Our house sitting duties in Italy were simple but challenging. They entailed feeding three chickens and collecting the eggs daily, cleaning the coop every few days and ensuring the ‘Henriettas’ were happy so they could provide us with lovely fresh eggs every morning…which they did beautifully almost every day we were there. We were responsible for maintaining the fantastic infinity pool, ensuring it was cleaned regularly, chemicals balanced and water topped up. This became a challenge as there seemed to be a leak in the pool, and the high temperatures evaporated much more water than usual, so topping it up was a daily exercise. We did have contractors arrive to fix the leak, but it took them two visits to finally stem the flow. Also on the list was to ensure the vegetable garden, olive groves and fig trees were all watered, the vegetables harvested and the gardens weeded and that the patio tubs and plants were thriving. Again, this was not a difficult job and we really did benefit from some lovely vegetables, tomatoes and strawberries, but as the drought situation worsened, more water was needed.

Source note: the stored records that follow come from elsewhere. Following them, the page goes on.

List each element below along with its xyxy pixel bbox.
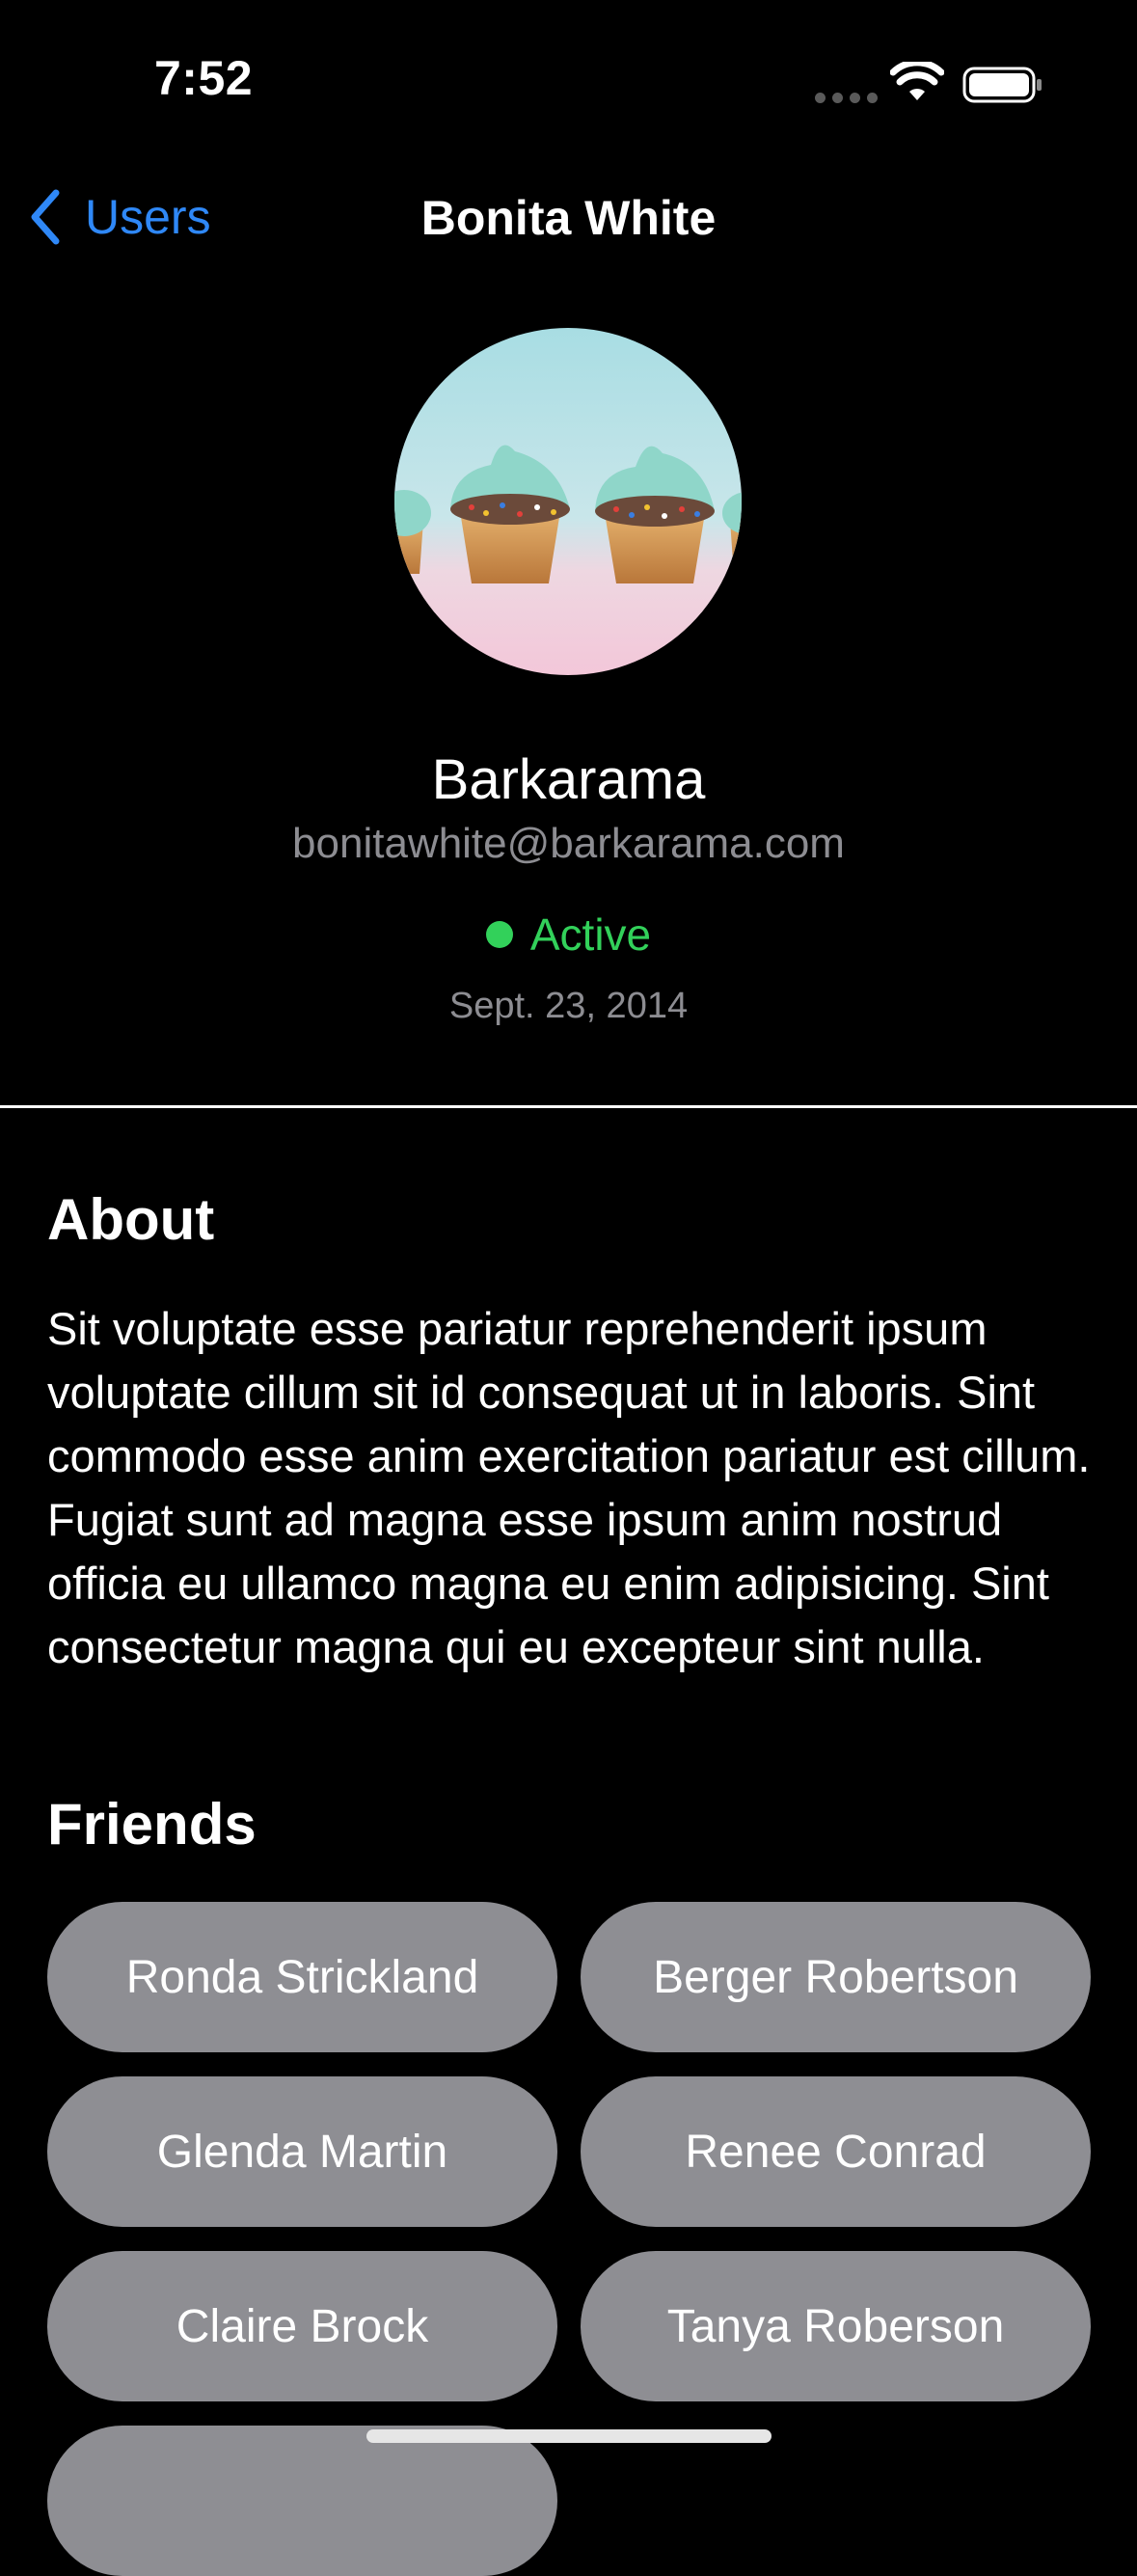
friend-button[interactable] (47, 2426, 557, 2576)
avatar (394, 328, 742, 675)
status-label: Active (529, 909, 652, 960)
friend-button[interactable]: Claire Brock (47, 2251, 557, 2401)
company-name: Barkarama (431, 748, 706, 811)
battery-icon (962, 67, 1042, 103)
friend-button[interactable]: Ronda Strickland (47, 1902, 557, 2052)
friend-button[interactable]: Tanya Roberson (581, 2251, 1091, 2401)
status-bar: 7:52 (0, 0, 1137, 145)
page-title: Bonita White (420, 191, 717, 245)
wifi-icon (890, 62, 944, 100)
cellular-signal-icon (815, 93, 878, 103)
status-time: 7:52 (154, 51, 254, 105)
registered-date: Sept. 23, 2014 (448, 986, 689, 1026)
navigation-bar: Users Bonita White (0, 164, 1137, 270)
friend-button[interactable]: Renee Conrad (581, 2076, 1091, 2227)
status-badge: Active (0, 908, 1137, 961)
about-text: Sit voluptate esse pariatur reprehenderi… (47, 1303, 1091, 1672)
status-dot-icon (485, 921, 513, 948)
email-link[interactable]: bonitawhite@barkarama.com (0, 820, 1137, 868)
friends-list: Ronda Strickland Berger Robertson Glenda… (47, 1902, 1091, 2576)
friend-button[interactable]: Glenda Martin (47, 2076, 557, 2227)
friends-heading: Friends (47, 1792, 257, 1857)
home-indicator[interactable] (366, 2429, 772, 2443)
friend-button[interactable]: Berger Robertson (581, 1902, 1091, 2052)
divider (0, 1105, 1137, 1108)
about-heading: About (47, 1187, 215, 1252)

And this was where it became challenging….
The villa was not connected to mains water but instead had three large tanks which Marcel had to fill on a regular and eventually, daily basis. This entailed him driving a truck, with a 1000 litre tank attached to the flatbed, a couple of miles down the road to a water tap, filling the tank, driving it back and then emptying the water into whichever tank needed replenishing. The drive wasn’t far but the steep driveway and potted roads made for a treacherous journey. Along with
contending with stray dogs, snakes and a steep, grassy incline to get to the tap, Marcel also had to contend with some rather irate neighbors who thought we were using all the water. The fact was there was a drought situation and the authorities had cut the water supply to a bare minimum and some houses that were on the grid were not getting their usual amount of water. Still, with a few hand gestures and smiles he managed to deal with them. Another neighbor
advised that someone was stealing the water from our tap - each household on the pipeline had their own tap - so we then had to buy a padlock and contrive a locking system so that they could not take the water. As time went on the drought situation became worse…the flow of water in  the pipe was cut so what was originally one trip early in the morning, became a thrice daily trip taking 90 minutes a trip to drive, fill, drive back and empty. The hotter it became the more water was needed to fill the pool, fill the irrigation tank and of course fill the tank for the house water.

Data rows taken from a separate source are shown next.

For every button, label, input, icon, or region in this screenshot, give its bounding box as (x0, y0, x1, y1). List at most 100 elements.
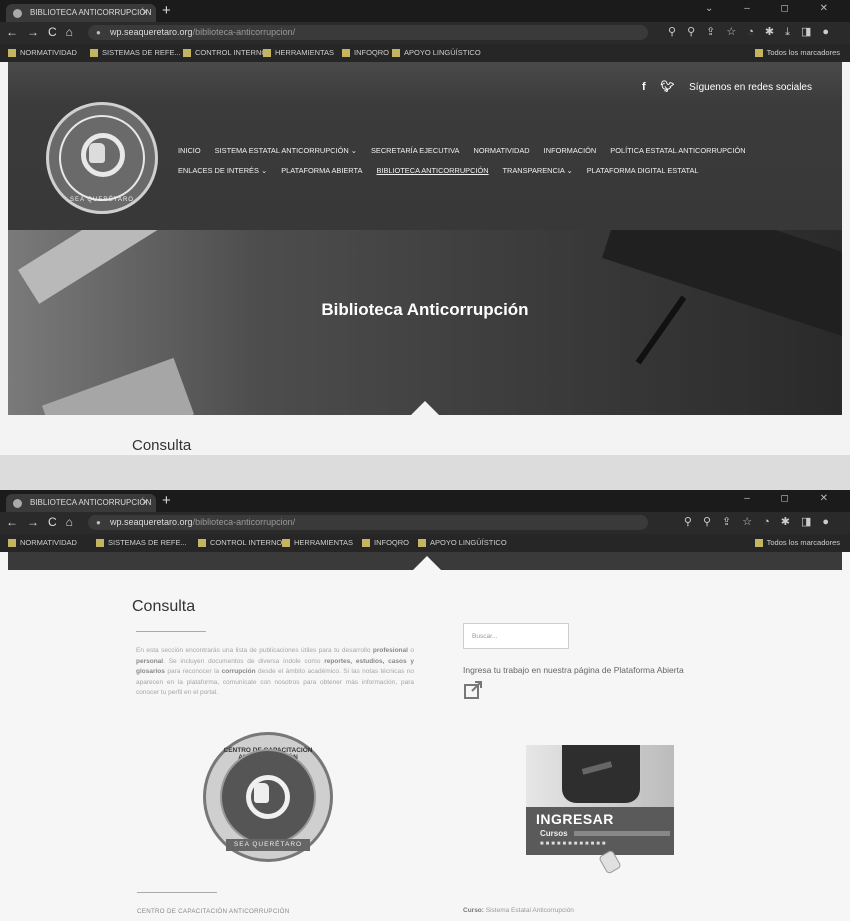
course-caption-label: Curso: (463, 907, 484, 914)
section-heading: Consulta (132, 598, 196, 615)
window-controls[interactable]: ⌄ – ◻ ✕ (705, 3, 842, 14)
menu-item-sea[interactable]: SISTEMA ESTATAL ANTICORRUPCIÓN ⌄ (215, 146, 357, 155)
site-header: f 🐦︎ Síguenos en redes sociales SEA QUER… (8, 62, 842, 230)
intro-text: En esta sección encontrarás una lista de… (136, 647, 299, 654)
banner-subtitle (574, 831, 670, 836)
close-tab-icon[interactable]: × (142, 4, 148, 22)
facebook-icon[interactable]: f (642, 81, 646, 93)
menu-item-biblioteca[interactable]: BIBLIOTECA ANTICORRUPCIÓN (376, 166, 488, 175)
bookmark-item[interactable]: HERRAMIENTAS (263, 47, 334, 59)
menu-item-informacion[interactable]: INFORMACIÓN (544, 146, 597, 155)
hero-image-beam (18, 230, 184, 304)
bookmarks-bar: NORMATIVIDAD SISTEMAS DE REFE... CONTROL… (0, 534, 850, 552)
caption-underline (137, 892, 217, 893)
window-controls[interactable]: – ◻ ✕ (744, 493, 842, 504)
bookmark-item[interactable]: NORMATIVIDAD (8, 537, 77, 549)
upload-link-text[interactable]: Ingresa tu trabajo en nuestra página de … (463, 665, 684, 675)
menu-item-transparencia[interactable]: TRANSPARENCIA ⌄ (503, 166, 573, 175)
new-tab-button[interactable]: + (162, 492, 171, 509)
intro-text: para reconocer la (167, 668, 220, 676)
hero-image-beam (41, 357, 195, 415)
logo-hand-icon (89, 143, 105, 163)
menu-item-secretaria[interactable]: SECRETARÍA EJECUTIVA (371, 146, 459, 155)
menu-item-plataforma-abierta[interactable]: PLATAFORMA ABIERTA (281, 166, 362, 175)
tab-bar: BIBLIOTECA ANTICORRUPCIÓN × + ⌄ – ◻ ✕ (0, 0, 850, 22)
all-bookmarks[interactable]: Todos los marcadores (754, 537, 840, 549)
new-tab-button[interactable]: + (162, 2, 171, 19)
menu-item-enlaces[interactable]: ENLACES DE INTERÉS ⌄ (178, 166, 267, 175)
twitter-icon[interactable]: 🐦︎ (660, 80, 674, 93)
site-logo[interactable]: SEA QUERÉTARO (46, 102, 158, 214)
banner-ingresar: INGRESAR (536, 811, 614, 827)
banner-cursos: Cursos (540, 829, 568, 838)
hero-banner: Biblioteca Anticorrupción (8, 230, 842, 415)
hero-image-shadow (602, 230, 842, 339)
intro-bold: personal (136, 657, 164, 665)
intro-paragraph: En esta sección encontrarás una lista de… (136, 646, 414, 699)
intro-text: o (410, 647, 415, 654)
intro-bold: profesional (372, 647, 408, 654)
courses-banner[interactable]: INGRESAR Cursos ■■■■■■■■■■■■ (526, 745, 674, 855)
hero-notch (411, 401, 439, 415)
browser-window-top: BIBLIOTECA ANTICORRUPCIÓN × + ⌄ – ◻ ✕ ←→… (0, 0, 850, 455)
hero-notch (413, 556, 441, 570)
logo-hand-icon (254, 783, 269, 803)
logo-bottom-text: SEA QUERÉTARO (226, 839, 310, 851)
training-center-logo[interactable]: CENTRO DE CAPACITACIÓN ANTICORRUPCIÓN SE… (203, 732, 333, 862)
browser-window-bottom: BIBLIOTECA ANTICORRUPCIÓN × + – ◻ ✕ ←→C⌂… (0, 490, 850, 921)
navigation-buttons[interactable]: ←→C⌂ (6, 515, 82, 529)
intro-text: útiles para tu desarrollo (301, 647, 371, 654)
tab-title: BIBLIOTECA ANTICORRUPCIÓN (30, 8, 152, 17)
menu-item-normatividad[interactable]: NORMATIVIDAD (473, 146, 529, 155)
bookmark-item[interactable]: NORMATIVIDAD (8, 47, 77, 59)
extension-icons[interactable]: ⚲⚲⇪☆◔✱⤓◨● (668, 25, 840, 39)
main-menu-row-1: INICIO SISTEMA ESTATAL ANTICORRUPCIÓN ⌄ … (178, 146, 758, 155)
menu-item-inicio[interactable]: INICIO (178, 146, 201, 155)
bookmark-item[interactable]: SISTEMAS DE REFE... (90, 47, 181, 59)
search-input[interactable]: Buscar... (463, 623, 569, 649)
heading-underline (136, 631, 206, 632)
bookmark-item[interactable]: SISTEMAS DE REFE... (96, 537, 187, 549)
training-center-caption: CENTRO DE CAPACITACIÓN ANTICORRUPCIÓN (137, 908, 290, 915)
menu-item-politica[interactable]: POLÍTICA ESTATAL ANTICORRUPCIÓN (610, 146, 745, 155)
address-bar-row: ←→C⌂ ● wp.seaqueretaro.org/biblioteca-an… (0, 512, 850, 534)
favicon-icon (13, 9, 22, 18)
intro-bold: corrupción (221, 668, 256, 676)
url-path: /biblioteca-anticorrupcion/ (192, 27, 296, 37)
tab-title: BIBLIOTECA ANTICORRUPCIÓN (30, 498, 152, 507)
address-bar-row: ←→C⌂ ● wp.seaqueretaro.org/biblioteca-an… (0, 22, 850, 44)
menu-item-plataforma-digital[interactable]: PLATAFORMA DIGITAL ESTATAL (587, 166, 699, 175)
extension-icons[interactable]: ⚲⚲⇪☆◔✱◨● (684, 515, 840, 528)
course-caption: Curso: Sistema Estatal Anticorrupción (463, 907, 574, 914)
url-host: wp.seaqueretaro.org (110, 517, 193, 527)
url-field[interactable]: ● wp.seaqueretaro.org/biblioteca-anticor… (88, 25, 648, 40)
bookmark-item[interactable]: CONTROL INTERNO (198, 537, 282, 549)
browser-tab[interactable]: BIBLIOTECA ANTICORRUPCIÓN × (6, 4, 156, 22)
lock-icon: ● (96, 518, 101, 527)
bookmark-item[interactable]: APOYO LINGÜÍSTICO (418, 537, 507, 549)
bookmarks-bar: NORMATIVIDAD SISTEMAS DE REFE... CONTROL… (0, 44, 850, 62)
close-tab-icon[interactable]: × (142, 494, 148, 512)
url-path: /biblioteca-anticorrupcion/ (192, 517, 296, 527)
browser-tab[interactable]: BIBLIOTECA ANTICORRUPCIÓN × (6, 494, 156, 512)
hero-banner-edge (8, 552, 842, 570)
hero-title: Biblioteca Anticorrupción (321, 300, 529, 319)
lock-icon: ● (96, 28, 101, 37)
social-label: Síguenos en redes sociales (689, 82, 812, 93)
bookmark-item[interactable]: CONTROL INTERNO (183, 47, 267, 59)
bookmark-item[interactable]: HERRAMIENTAS (282, 537, 353, 549)
bookmark-item[interactable]: INFOQRO (342, 47, 389, 59)
navigation-buttons[interactable]: ←→C⌂ (6, 25, 82, 39)
bookmark-item[interactable]: APOYO LINGÜÍSTICO (392, 47, 481, 59)
external-link-icon[interactable] (463, 680, 483, 700)
main-menu-row-2: ENLACES DE INTERÉS ⌄ PLATAFORMA ABIERTA … (178, 166, 711, 175)
url-host: wp.seaqueretaro.org (110, 27, 193, 37)
course-caption-value: Sistema Estatal Anticorrupción (485, 907, 574, 914)
banner-dots: ■■■■■■■■■■■■ (540, 841, 608, 847)
intro-text: . Se incluyen documentos de diversa índo… (163, 657, 321, 665)
url-field[interactable]: ● wp.seaqueretaro.org/biblioteca-anticor… (88, 515, 648, 530)
tab-bar: BIBLIOTECA ANTICORRUPCIÓN × + – ◻ ✕ (0, 490, 850, 512)
bookmark-item[interactable]: INFOQRO (362, 537, 409, 549)
all-bookmarks[interactable]: Todos los marcadores (754, 47, 840, 59)
social-bar: f 🐦︎ Síguenos en redes sociales (642, 80, 812, 93)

The villa was also an Airbnb, and the owners had four sets of guests arriving during the time we were there. During those times we were given accommodations in two nearby towns of Matera and Genosa, but we still had to maintain the water situation, the garden and chickens and ensure that the house was ready for guests. We had to collect the cleaning lady from her home on those days before guests arrived and both she and I would clean the house while Marcel ensured all the outside areas were swept clean and the pool ready for the guests. We would then greet the guests, welcome them with an array of fresh veggies, Marcel’s wonderful bread and a bottle of wine or champagne. Each day we would drive from the town to the villa to conduct the water runs, see to the chickens, check and water the veggie garden and ensure that the guests were happy.

At the same time, the house was for sale and going under auction. Being realtors we were able to liaise with the auction company and we staged the villa ready for photographing. We met with a representative from the company and gave him an overview of the property, promoting all its great amenities and characteristics..

We really enjoyed our duties for the most part. It was a little stressful with regard to the water situation, but we met some lovely people from all over the world, enjoyed a beautiful villa, toured a great deal of southern Italy and enjoyed the fresh food, wine and friendship of the Italian people. A great adventure with many stories still to tell.


Oh, and the villa did sell for a very good price!